Plan 'B' for everyone
Other Chinese phone manufacturers may have incentive to adopt this OS also as a backup plan. They know that while they may not be in the American cross-hairs at the moment, any Chinese company which shows signs of success in their market can be a target for the US.
The Americans are unmatched experts at weaponising the supply chain against their competitors, and they are showing less and less restraint when it comes to using this capability. Every significant cell phone company outside of the US, which means everyone except Apple has to be thinking about this and what it could mean for them.
What might help adoption around the world is if instead of there being a walled garden, people could use whatever app, email, and other services vendors they felt like instead of being tied to the OS vendor. Apple and Google are the modern day IBM and Microsoft respectively, vertically integrated corporate behemoths whose main skill is vendor lock-in and fleecing customers for every penny they've got.

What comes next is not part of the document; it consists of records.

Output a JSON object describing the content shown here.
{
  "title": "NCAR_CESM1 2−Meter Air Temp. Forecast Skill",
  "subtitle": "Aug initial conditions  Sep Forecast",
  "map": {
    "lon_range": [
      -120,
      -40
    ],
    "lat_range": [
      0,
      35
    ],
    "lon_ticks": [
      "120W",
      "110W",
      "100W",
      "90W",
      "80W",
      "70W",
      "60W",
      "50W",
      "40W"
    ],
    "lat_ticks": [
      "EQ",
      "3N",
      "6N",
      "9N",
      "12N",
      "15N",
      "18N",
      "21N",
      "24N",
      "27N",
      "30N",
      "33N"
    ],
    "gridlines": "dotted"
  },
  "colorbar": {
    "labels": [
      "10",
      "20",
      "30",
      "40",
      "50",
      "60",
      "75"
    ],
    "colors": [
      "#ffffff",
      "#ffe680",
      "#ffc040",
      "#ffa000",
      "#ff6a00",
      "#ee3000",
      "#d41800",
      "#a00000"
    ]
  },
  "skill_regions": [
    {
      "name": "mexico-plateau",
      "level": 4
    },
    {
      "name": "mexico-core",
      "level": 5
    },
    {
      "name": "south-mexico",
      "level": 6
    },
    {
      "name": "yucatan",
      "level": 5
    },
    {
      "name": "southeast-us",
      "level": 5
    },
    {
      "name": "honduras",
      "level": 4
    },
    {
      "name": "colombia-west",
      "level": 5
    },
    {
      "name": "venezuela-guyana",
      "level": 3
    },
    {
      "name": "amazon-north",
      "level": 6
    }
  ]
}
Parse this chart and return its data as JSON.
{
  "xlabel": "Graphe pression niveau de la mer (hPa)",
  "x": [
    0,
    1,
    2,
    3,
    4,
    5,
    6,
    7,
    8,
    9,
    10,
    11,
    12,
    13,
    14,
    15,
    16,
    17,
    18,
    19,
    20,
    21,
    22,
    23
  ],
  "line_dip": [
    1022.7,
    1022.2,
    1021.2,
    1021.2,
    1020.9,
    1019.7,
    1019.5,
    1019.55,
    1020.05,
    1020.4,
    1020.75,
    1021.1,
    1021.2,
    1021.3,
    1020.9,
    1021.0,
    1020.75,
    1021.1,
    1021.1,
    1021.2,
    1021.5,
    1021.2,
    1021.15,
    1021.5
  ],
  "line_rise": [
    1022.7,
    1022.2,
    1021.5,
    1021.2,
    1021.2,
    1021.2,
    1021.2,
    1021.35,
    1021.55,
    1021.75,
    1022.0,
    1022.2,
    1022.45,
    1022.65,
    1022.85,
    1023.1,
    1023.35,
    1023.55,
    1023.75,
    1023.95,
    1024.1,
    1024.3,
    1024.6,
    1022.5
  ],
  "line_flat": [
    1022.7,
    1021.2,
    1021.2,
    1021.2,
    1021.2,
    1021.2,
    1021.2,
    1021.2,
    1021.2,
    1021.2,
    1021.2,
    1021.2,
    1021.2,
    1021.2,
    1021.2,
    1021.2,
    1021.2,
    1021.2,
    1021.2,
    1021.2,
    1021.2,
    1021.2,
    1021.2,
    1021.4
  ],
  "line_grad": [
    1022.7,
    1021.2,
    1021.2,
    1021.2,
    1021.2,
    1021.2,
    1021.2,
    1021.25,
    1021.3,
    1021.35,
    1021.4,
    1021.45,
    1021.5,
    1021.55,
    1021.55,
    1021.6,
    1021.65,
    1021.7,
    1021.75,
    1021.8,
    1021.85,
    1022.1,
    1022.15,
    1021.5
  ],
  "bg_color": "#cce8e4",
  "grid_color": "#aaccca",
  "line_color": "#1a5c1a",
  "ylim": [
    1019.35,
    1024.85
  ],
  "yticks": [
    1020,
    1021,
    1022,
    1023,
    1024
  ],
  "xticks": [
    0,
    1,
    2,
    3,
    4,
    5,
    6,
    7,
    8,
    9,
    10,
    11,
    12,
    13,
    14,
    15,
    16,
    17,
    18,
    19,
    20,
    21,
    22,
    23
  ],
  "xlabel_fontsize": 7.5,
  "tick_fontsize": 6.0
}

The Americans don't trust the Chinese and the Chinese don't trust the Americans. In the rest of the world only a lunatic would trust either the Americans or the Chinese. Neither are innocent and they both do what they accuse each other of doing.
I'd like to see a more decentralised world in which no one country has this sort of power over another, because otherwise some day that power will be used against my own country. There's no reason why things have to be the way they are other than somebody is making a lot of money out of it.
I think that for somebody to make a success in the market at this point, they need to bring something new to it, and by "new" I don't mean more mega-pixels. What would really be new is a phone environment that is designed to be decentralised rather than under centralised control. One where I don't have to "trust" someone in another country, but rather can choose who can do what with my phone and whether they have access to any of my personal information. It means that the company selling phones would have to give up being the next Google or Apple, but being the next Apple or Google isn't offering a real alternative, it's just more of the same.
I'm afraid that isn't likely to happen in this case, but it's nice to dream that it could.